The EU Commission also wants to put political pressure on member states' governments to make sure the EU’s minimum rules in reality turn into maximum rules. The proposal means an about turn of EU’s social policies.

As a result of the economic crisis, the EU is to an increasing degree getting involved in areas which so far have been considered to be national issues. In 2010 the EU Commission was given powers to present views on wage formation in a way which previously would have been unthinkable. The latest initiative was presented during the summit of heads of state and governments at the beginning of December 2011.

In the report ’Minimising regulatory burden for SMEs - Adapting EU regulation to the needs of micro-enterprises’ the Commission proposed that all new EU legislation should make all small and medium sized businesses exempt from the law, unless it is proven that it is necessary for them to be included. If the latter is the case, solutions should be found which are more suited to these businesses and which represent less of a regulatory burden. The report also lists many examples of existing rules for which the Commission wants to make smaller businesses exempt.      

It is important to note that according to the report small and medium-sized businesses make up 99 percent of all companies and represent more than two thirds of all private sector employment. Out of these, 92 percent are so-called micro companies with fewer than 10 staff.
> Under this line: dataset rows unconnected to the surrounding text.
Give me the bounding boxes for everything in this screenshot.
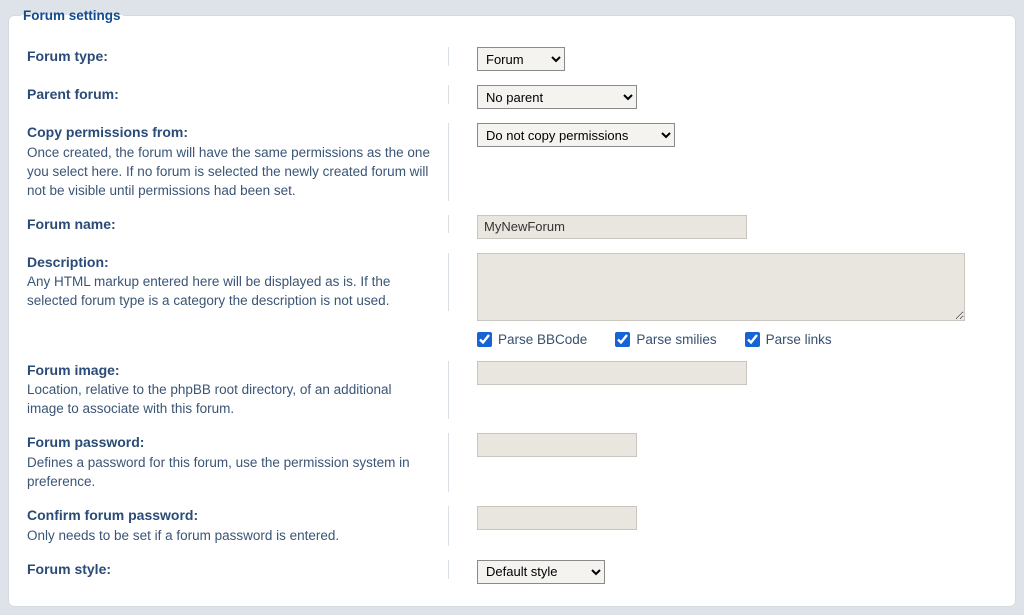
forum-style-select[interactable]: Default style: [477, 560, 605, 584]
parse-bbcode-checkbox[interactable]: [477, 332, 492, 347]
row-forum-name: Forum name:: [27, 215, 997, 239]
parse-smilies-label[interactable]: Parse smilies: [615, 332, 716, 347]
help-forum-image: Location, relative to the phpBB root dir…: [27, 381, 430, 419]
help-confirm-password: Only needs to be set if a forum password…: [27, 527, 430, 546]
row-confirm-password: Confirm forum password: Only needs to be…: [27, 506, 997, 546]
label-forum-image: Forum image:: [27, 361, 430, 380]
fieldset-legend: Forum settings: [21, 8, 123, 23]
forum-type-select[interactable]: Forum: [477, 47, 565, 71]
description-textarea[interactable]: [477, 253, 965, 321]
forum-image-input[interactable]: [477, 361, 747, 385]
row-forum-image: Forum image: Location, relative to the p…: [27, 361, 997, 420]
row-parent-forum: Parent forum: No parent: [27, 85, 997, 109]
label-parent-forum: Parent forum:: [27, 85, 430, 104]
label-description: Description:: [27, 253, 430, 272]
confirm-password-input[interactable]: [477, 506, 637, 530]
label-forum-name: Forum name:: [27, 215, 430, 234]
help-forum-password: Defines a password for this forum, use t…: [27, 454, 430, 492]
row-description: Description: Any HTML markup entered her…: [27, 253, 997, 347]
help-description: Any HTML markup entered here will be dis…: [27, 273, 430, 311]
description-parse-options: Parse BBCode Parse smilies Parse links: [477, 332, 997, 347]
forum-name-input[interactable]: [477, 215, 747, 239]
row-forum-style: Forum style: Default style: [27, 560, 997, 584]
help-copy-permissions: Once created, the forum will have the sa…: [27, 144, 430, 201]
label-copy-permissions: Copy permissions from:: [27, 123, 430, 142]
parse-links-checkbox[interactable]: [745, 332, 760, 347]
parent-forum-select[interactable]: No parent: [477, 85, 637, 109]
label-forum-type: Forum type:: [27, 47, 430, 66]
parse-smilies-checkbox[interactable]: [615, 332, 630, 347]
label-forum-style: Forum style:: [27, 560, 430, 579]
label-confirm-password: Confirm forum password:: [27, 506, 430, 525]
row-forum-type: Forum type: Forum: [27, 47, 997, 71]
forum-password-input[interactable]: [477, 433, 637, 457]
forum-settings-fieldset: Forum settings Forum type: Forum Parent …: [8, 8, 1016, 607]
row-forum-password: Forum password: Defines a password for t…: [27, 433, 997, 492]
copy-permissions-select[interactable]: Do not copy permissions: [477, 123, 675, 147]
parse-bbcode-label[interactable]: Parse BBCode: [477, 332, 587, 347]
parse-links-label[interactable]: Parse links: [745, 332, 832, 347]
row-copy-permissions: Copy permissions from: Once created, the…: [27, 123, 997, 201]
label-forum-password: Forum password:: [27, 433, 430, 452]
Even if exemptions were made only for these companies, it would still affect a lot of workers.

Many EU rules are extremely complicated and it is of course good if those which are not needed are abandoned. 
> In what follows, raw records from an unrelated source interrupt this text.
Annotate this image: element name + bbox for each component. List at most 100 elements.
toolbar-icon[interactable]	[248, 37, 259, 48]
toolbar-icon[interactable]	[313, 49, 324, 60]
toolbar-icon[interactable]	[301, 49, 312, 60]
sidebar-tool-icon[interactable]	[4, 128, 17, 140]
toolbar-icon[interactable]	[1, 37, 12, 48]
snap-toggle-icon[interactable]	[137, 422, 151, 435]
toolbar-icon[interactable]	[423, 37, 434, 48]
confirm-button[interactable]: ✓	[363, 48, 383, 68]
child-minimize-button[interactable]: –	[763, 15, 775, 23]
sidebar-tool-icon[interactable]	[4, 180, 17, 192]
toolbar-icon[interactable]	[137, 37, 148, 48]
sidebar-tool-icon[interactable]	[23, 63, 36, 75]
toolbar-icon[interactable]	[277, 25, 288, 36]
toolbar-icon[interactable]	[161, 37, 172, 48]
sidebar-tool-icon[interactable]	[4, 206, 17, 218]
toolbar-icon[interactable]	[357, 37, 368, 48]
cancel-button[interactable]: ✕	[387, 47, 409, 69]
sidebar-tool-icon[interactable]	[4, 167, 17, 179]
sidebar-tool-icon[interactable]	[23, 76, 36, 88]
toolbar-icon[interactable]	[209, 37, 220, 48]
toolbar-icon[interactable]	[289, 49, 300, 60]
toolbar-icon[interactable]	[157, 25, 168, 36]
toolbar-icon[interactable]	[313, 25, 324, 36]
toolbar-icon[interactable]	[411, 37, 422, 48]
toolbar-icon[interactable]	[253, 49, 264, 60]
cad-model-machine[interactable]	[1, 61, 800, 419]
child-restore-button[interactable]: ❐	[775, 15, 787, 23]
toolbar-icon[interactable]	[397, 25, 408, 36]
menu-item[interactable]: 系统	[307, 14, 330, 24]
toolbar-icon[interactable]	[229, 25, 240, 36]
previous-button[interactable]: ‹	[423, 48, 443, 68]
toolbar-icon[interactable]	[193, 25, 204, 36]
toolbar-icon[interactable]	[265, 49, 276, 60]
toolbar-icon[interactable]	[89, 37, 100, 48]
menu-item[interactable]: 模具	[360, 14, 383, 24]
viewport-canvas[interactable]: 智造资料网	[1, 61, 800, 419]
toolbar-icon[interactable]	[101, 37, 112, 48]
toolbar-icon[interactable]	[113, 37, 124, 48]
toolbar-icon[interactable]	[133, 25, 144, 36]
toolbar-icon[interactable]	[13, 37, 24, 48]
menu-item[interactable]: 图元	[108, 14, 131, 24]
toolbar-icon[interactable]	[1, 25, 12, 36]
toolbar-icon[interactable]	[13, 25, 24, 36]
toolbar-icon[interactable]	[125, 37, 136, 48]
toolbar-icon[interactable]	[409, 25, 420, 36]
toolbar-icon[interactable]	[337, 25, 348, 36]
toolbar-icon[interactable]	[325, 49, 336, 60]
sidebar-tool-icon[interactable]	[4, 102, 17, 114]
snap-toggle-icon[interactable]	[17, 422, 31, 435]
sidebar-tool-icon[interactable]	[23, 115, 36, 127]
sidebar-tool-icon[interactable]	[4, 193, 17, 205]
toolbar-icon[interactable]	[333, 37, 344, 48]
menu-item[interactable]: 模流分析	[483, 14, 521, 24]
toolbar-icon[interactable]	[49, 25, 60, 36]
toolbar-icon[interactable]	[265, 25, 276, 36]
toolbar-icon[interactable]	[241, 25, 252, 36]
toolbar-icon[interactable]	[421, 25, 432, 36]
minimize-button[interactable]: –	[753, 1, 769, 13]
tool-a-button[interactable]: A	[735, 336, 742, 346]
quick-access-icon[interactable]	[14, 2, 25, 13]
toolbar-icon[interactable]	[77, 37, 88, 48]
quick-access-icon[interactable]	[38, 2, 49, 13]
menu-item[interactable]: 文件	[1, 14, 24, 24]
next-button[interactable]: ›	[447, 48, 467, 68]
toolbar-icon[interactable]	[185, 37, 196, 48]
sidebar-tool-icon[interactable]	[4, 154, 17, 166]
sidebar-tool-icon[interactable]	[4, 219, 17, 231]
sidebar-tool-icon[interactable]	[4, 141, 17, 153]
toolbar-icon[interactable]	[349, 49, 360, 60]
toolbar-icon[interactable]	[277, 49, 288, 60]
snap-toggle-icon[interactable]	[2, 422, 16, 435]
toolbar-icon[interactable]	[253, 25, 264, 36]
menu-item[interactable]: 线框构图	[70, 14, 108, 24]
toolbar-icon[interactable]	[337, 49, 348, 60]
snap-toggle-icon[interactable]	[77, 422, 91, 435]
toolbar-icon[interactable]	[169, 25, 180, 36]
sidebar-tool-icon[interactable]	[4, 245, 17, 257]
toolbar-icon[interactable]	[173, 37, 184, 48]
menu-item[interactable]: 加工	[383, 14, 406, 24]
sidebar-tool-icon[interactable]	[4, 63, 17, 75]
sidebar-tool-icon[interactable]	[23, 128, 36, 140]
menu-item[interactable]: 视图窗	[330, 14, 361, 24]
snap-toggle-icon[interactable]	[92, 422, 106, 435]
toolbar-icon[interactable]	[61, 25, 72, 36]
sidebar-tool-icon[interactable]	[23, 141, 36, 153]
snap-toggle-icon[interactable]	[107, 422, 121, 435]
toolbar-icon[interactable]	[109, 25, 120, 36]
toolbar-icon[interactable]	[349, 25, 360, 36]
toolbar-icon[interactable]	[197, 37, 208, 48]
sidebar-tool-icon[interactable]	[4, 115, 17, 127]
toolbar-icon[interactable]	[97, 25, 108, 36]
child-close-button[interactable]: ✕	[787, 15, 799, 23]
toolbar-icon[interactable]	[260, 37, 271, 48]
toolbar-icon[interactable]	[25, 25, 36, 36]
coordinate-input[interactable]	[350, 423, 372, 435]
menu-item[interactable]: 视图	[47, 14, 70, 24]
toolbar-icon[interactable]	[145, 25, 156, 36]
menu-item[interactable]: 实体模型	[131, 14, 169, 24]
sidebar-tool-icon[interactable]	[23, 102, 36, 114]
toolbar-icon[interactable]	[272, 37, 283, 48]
Reactions to the report, however, show it could be difficult to reach agreement on which rules are unnecessary. The report covers all types of legislation, but trade unions both on an EU-wide level and in the Nordic region are worried that the Commission is targeting legislation linked to workers’ rights - most notably legislation on health and safety at work. Nearly half of the Commission’s examples of regulations which can be loosened up belong here. The general view in the Nordic countries is that employees in small companies should have the same protection as other employees. 

Yet even if the proposal becomes reality, the Nordic countries would not be obliged to implement it, because the EU’s labour standards are always minimum rules. It is clearly stated in the EU treaty that member states can keep or introduce more far-reaching protective measures. So to ensure the proposed strategy is efficient, it will not be enough to introduce special rules for small businesses on an EU level. Therefore the strategy’s second stage is to execute political pressure to prevent member states from engaging in so-called gold plating. The Commission will publish an annual 'scoreboard' which will show which member states go beyond the EU’s minimum rules, a kind of tacit criticism. The Commission will also work with the member states to help them, as it writes, refrain from introducing stricter requirements than the EU legislation does.
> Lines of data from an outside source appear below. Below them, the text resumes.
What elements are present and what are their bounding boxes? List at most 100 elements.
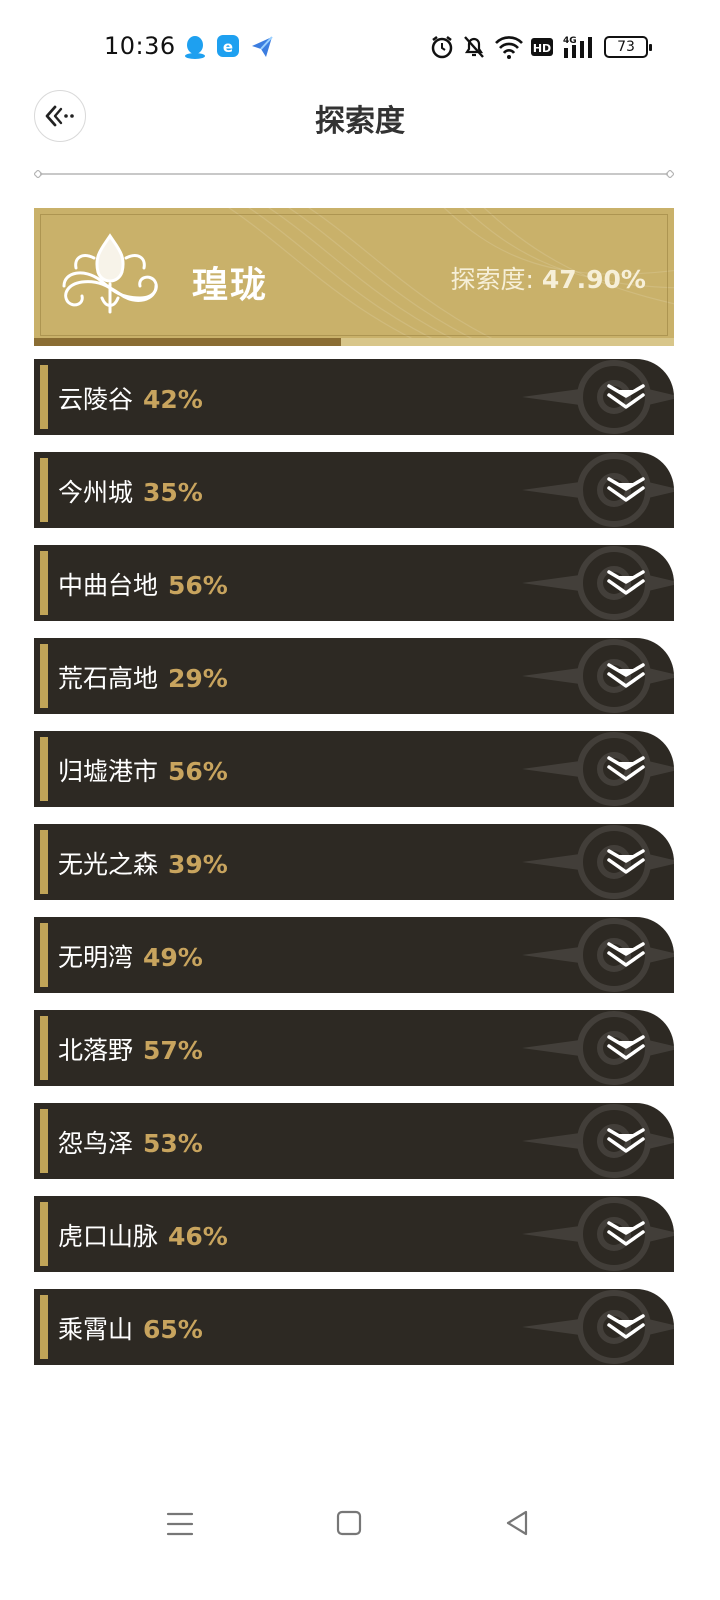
page-title: 探索度 (315, 104, 405, 139)
region-progress-track (34, 338, 674, 346)
chevron-down-icon (607, 384, 645, 409)
row-emblem-decoration (522, 1011, 674, 1085)
hd-icon: HD (531, 38, 553, 56)
area-accent-bar (40, 1295, 48, 1359)
area-row[interactable]: 无光之森 39% (34, 824, 674, 900)
row-emblem-decoration (522, 732, 674, 806)
menu-icon[interactable] (166, 1508, 194, 1540)
area-row[interactable]: 怨鸟泽 53% (34, 1103, 674, 1179)
mute-icon (464, 36, 484, 58)
area-label: 无明湾 49% (58, 938, 203, 974)
area-name: 无明湾 (58, 943, 134, 972)
battery-indicator: 73 (604, 36, 652, 58)
chevron-down-icon (607, 756, 645, 781)
area-label: 无光之森 39% (58, 845, 228, 881)
row-emblem-decoration (522, 1104, 674, 1178)
area-name: 北落野 (58, 1036, 134, 1065)
area-row[interactable]: 今州城 35% (34, 452, 674, 528)
area-name: 今州城 (58, 478, 134, 507)
row-emblem-decoration (522, 825, 674, 899)
area-list: 云陵谷 42% 今州城 35% 中曲台地 56% 荒石高地 29% 归墟港市 56% 无光之森 39%… (34, 359, 674, 1382)
row-emblem-decoration (522, 1197, 674, 1271)
area-name: 怨鸟泽 (58, 1129, 134, 1158)
area-name: 乘霄山 (58, 1315, 134, 1344)
area-row[interactable]: 乘霄山 65% (34, 1289, 674, 1365)
area-percent: 56% (168, 571, 228, 600)
area-accent-bar (40, 830, 48, 894)
area-accent-bar (40, 365, 48, 429)
system-nav-bar (0, 1496, 720, 1556)
area-row[interactable]: 云陵谷 42% (34, 359, 674, 435)
region-explore-label: 探索度: (450, 265, 542, 294)
region-explore-value: 47.90% (541, 265, 646, 294)
header-divider (34, 170, 674, 178)
region-explore-text: 探索度: 47.90% (450, 260, 646, 296)
area-percent: 39% (168, 850, 228, 879)
area-accent-bar (40, 644, 48, 708)
status-time: 10:36 (104, 32, 176, 60)
area-name: 荒石高地 (58, 664, 159, 693)
area-label: 中曲台地 56% (58, 566, 228, 602)
area-percent: 49% (143, 943, 203, 972)
svg-text:e: e (223, 38, 233, 56)
area-label: 乘霄山 65% (58, 1310, 203, 1346)
area-label: 北落野 57% (58, 1031, 203, 1067)
area-accent-bar (40, 458, 48, 522)
area-percent: 53% (143, 1129, 203, 1158)
dragon-emblem-icon (62, 233, 158, 314)
chevron-down-icon (607, 1128, 645, 1153)
area-accent-bar (40, 551, 48, 615)
chevron-down-icon (607, 1035, 645, 1060)
qq-icon (185, 36, 205, 59)
back-triangle-icon[interactable] (504, 1508, 530, 1538)
row-emblem-decoration (522, 546, 674, 620)
area-label: 荒石高地 29% (58, 659, 228, 695)
chevron-down-icon (607, 477, 645, 502)
status-bar: 10:36 e HD 4G 73 (0, 0, 720, 96)
area-name: 无光之森 (58, 850, 159, 879)
row-emblem-decoration (522, 639, 674, 713)
area-name: 归墟港市 (58, 757, 159, 786)
area-percent: 35% (143, 478, 203, 507)
row-emblem-decoration (522, 1290, 674, 1364)
area-label: 今州城 35% (58, 473, 203, 509)
chevron-down-icon (607, 942, 645, 967)
region-name: 瑝珑 (192, 265, 269, 306)
area-accent-bar (40, 1109, 48, 1173)
area-percent: 56% (168, 757, 228, 786)
area-percent: 46% (168, 1222, 228, 1251)
chevron-down-icon (607, 570, 645, 595)
area-label: 归墟港市 56% (58, 752, 228, 788)
area-row[interactable]: 虎口山脉 46% (34, 1196, 674, 1272)
send-icon (252, 36, 273, 57)
app-e-icon: e (217, 35, 239, 57)
area-name: 虎口山脉 (58, 1222, 159, 1251)
home-icon[interactable] (336, 1508, 362, 1538)
area-percent: 65% (143, 1315, 203, 1344)
area-label: 虎口山脉 46% (58, 1217, 228, 1253)
svg-text:HD: HD (533, 42, 551, 55)
wifi-icon (495, 36, 523, 59)
area-percent: 57% (143, 1036, 203, 1065)
area-row[interactable]: 北落野 57% (34, 1010, 674, 1086)
area-name: 中曲台地 (58, 571, 159, 600)
area-accent-bar (40, 737, 48, 801)
area-row[interactable]: 归墟港市 56% (34, 731, 674, 807)
area-accent-bar (40, 1016, 48, 1080)
region-card[interactable]: 瑝珑 探索度: 47.90% (34, 208, 674, 346)
area-percent: 42% (143, 385, 203, 414)
area-label: 云陵谷 42% (58, 380, 203, 416)
chevron-down-icon (607, 849, 645, 874)
area-name: 云陵谷 (58, 385, 134, 414)
area-row[interactable]: 中曲台地 56% (34, 545, 674, 621)
chevron-down-icon (607, 663, 645, 688)
row-emblem-decoration (522, 453, 674, 527)
area-row[interactable]: 无明湾 49% (34, 917, 674, 993)
row-emblem-decoration (522, 360, 674, 434)
area-accent-bar (40, 1202, 48, 1266)
area-accent-bar (40, 923, 48, 987)
alarm-icon (431, 36, 453, 59)
signal-4g-icon: 4G (563, 36, 592, 58)
chevron-down-icon (607, 1221, 645, 1246)
area-row[interactable]: 荒石高地 29% (34, 638, 674, 714)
So what happens now? According to the summit’s press release all heads of state and governments supported the report. But if there actually is to be any exemptions for small businesses through for instance different working environment directives, the Commission must first of all present a concrete proposal for changes which later must gain a sufficient majority in both the Council and in the European Parliament. The fact that the prime ministers of Denmark, Finland and Sweden supported the report does not necessarily mean they are prepared to abandon the Nordic tradition on working environments. Sweden’s minister of enterprise is indeed a driving force behind the EU’s work to simplify regulations for businesses, but this covers all kinds of legislation. And the word from the Swedish Ministry of Labour is that working environment legislation will continue to protect employees in small and large businesses alike.